Algérie-France : Du franc symbolique à l’affront symbolique

Les relations entre l’Algérie et la France, déjà tendues, viennent de connaître un nouveau tournant symbolique. L’Algérie veut actualiser la valeur des biens immobiliers loués à la France, incluant l’ambassade et la résidence de l’ambassadeur, et a convoqué une nouvelle fois l’ambassadeur français en moins d’un mois. Une décision qui ne manque pas de souligner la détérioration des liens diplomatiques, exacerbée par la prise de position du président français, Emmanuel Macron, en faveur de la souveraineté marocaine sur le Sahara, en juillet dernier.

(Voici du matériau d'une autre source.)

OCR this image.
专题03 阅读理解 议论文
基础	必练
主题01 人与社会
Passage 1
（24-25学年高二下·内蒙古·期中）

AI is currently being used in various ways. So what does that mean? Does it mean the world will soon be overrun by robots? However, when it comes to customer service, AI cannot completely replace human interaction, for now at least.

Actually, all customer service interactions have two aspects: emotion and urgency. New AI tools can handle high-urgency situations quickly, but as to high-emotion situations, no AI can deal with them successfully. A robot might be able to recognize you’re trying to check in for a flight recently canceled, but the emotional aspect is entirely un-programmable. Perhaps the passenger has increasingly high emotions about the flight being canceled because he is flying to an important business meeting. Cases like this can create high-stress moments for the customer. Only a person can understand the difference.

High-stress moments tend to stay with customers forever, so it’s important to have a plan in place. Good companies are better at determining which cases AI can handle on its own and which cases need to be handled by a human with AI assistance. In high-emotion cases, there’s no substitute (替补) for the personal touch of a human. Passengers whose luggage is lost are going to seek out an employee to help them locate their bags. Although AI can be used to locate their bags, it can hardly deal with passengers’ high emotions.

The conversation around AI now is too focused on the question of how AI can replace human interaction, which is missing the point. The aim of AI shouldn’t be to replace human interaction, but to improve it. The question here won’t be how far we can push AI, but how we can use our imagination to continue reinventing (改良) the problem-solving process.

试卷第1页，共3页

Le dossier des biens immobiliers : une asymétrie révélatrice

Le ministère algérien des Affaires étrangères a convoqué M. Stéphane Romatet, l’ambassadeur de France en Algérie, pour exposer un dossier longtemps ignoré par Paris : celui des biens immobiliers occupés par la France sur le sol algérien. Selon l’agence de presse officielle algérienne (APS), ce dossier met en lumière une disparité flagrante entre les deux nations. En effet, la France occupe 61 biens immobiliers en Algérie, dont certains sont loués à des prix dérisoires. Parmi eux, l’ambassade de France à Alger, située sur 14 hectares de terrain avec un loyer si bas qu’il ne couvrira même pas le coût d’une chambre de bonne à Paris. De même, la résidence de l’ambassadeur, située sur 4 hectares, était louée au « franc symbolique » jusqu’à son actualisation en août 2023.

Un héritage d’accords unilatéraux

La question des biens immobiliers n’est qu’un aspect d’une relation asymétrique plus vaste entre les deux pays. Selon l’APS, plusieurs accords bilatéraux ont permis à la France de bénéficier de conditions très favorables en Algérie, tout en imposant à ce pays des termes nettement moins avantageux. L’exemple le plus frappant est celui de l’accord de 1968, qui régit le statut des Algériens en France et leur accorde un régime migratoire dérogatoire. Bien que cet accord soit fréquemment critiqué par la France, l’agence de presse algérienne rappelle que la main-d’œuvre algérienne a largement contribué à la reconstruction et au développement économique de la France, sans que l’Algérie n’ait bénéficié d’avantages similaires.

L’accord de 1994, qui encadre la coopération entre les deux pays en matière de commerce et d’investissement, est également cité comme un exemple d’avantages disproportionnés pour la France, tandis que les opportunités pour les entreprises algériennes en France restent limitées.

Le paradoxe de la réciprocité

L’APS a réagi avec force contre les accusations portées par certains membres de l’extrême droite française, notamment Bruno Retailleau, qui accusent l’Algérie de ne pas respecter les accords passés et de profiter des aides françaises. « Si Paris souhaite réellement ouvrir le débat sur la réciprocité et le respect des engagements signés, alors parlons-en ! » a rétorqué l’agence officielle, soulignant que l’heure est venue de mettre fin à l’hypocrisie. Selon l’APS, c’est la France qui, depuis des décennies, a profité de chaque accord signé, tirant systématiquement parti des avantages au détriment de l’Algérie.

Une relation marquée par l’inégalité

Ce retour sur les accords bilatéraux met en lumière un déséquilibre structurel dans les relations franco-algériennes. L’Algérie, malgré ses sacrifices, n’a jamais bénéficié d’une réciprocité équitable. Au contraire, elle a été utilisée comme un levier au profit de la France, qui a su exploiter chaque opportunité pour renforcer sa position économique et politique. Si la France exige aujourd’hui un retour sur ses investissements en Algérie, elle devra d’abord rendre des comptes sur la manière dont elle a, à son tour, profité de cette relation.

L’Algérie, une voix qui s’élève

L’Algérie semble prête à réaffirmer sa souveraineté et à ne plus se laisser manipuler par des discours fallacieux. L’actualisation de la valeur des loyers des biens immobiliers et la convocation de l’ambassadeur français ne sont que des gestes symboliques, mais puissants, qui traduisent une volonté de remettre en question les rapports de force inégaux qui ont caractérisé la relation entre les deux pays depuis des décennies.

En somme, le temps de l’« affront symbolique » est venu. La France devra désormais répondre aux questions de réciprocité et de respect des engagements, si elle souhaite éviter que cette relation ne se détériore davantage.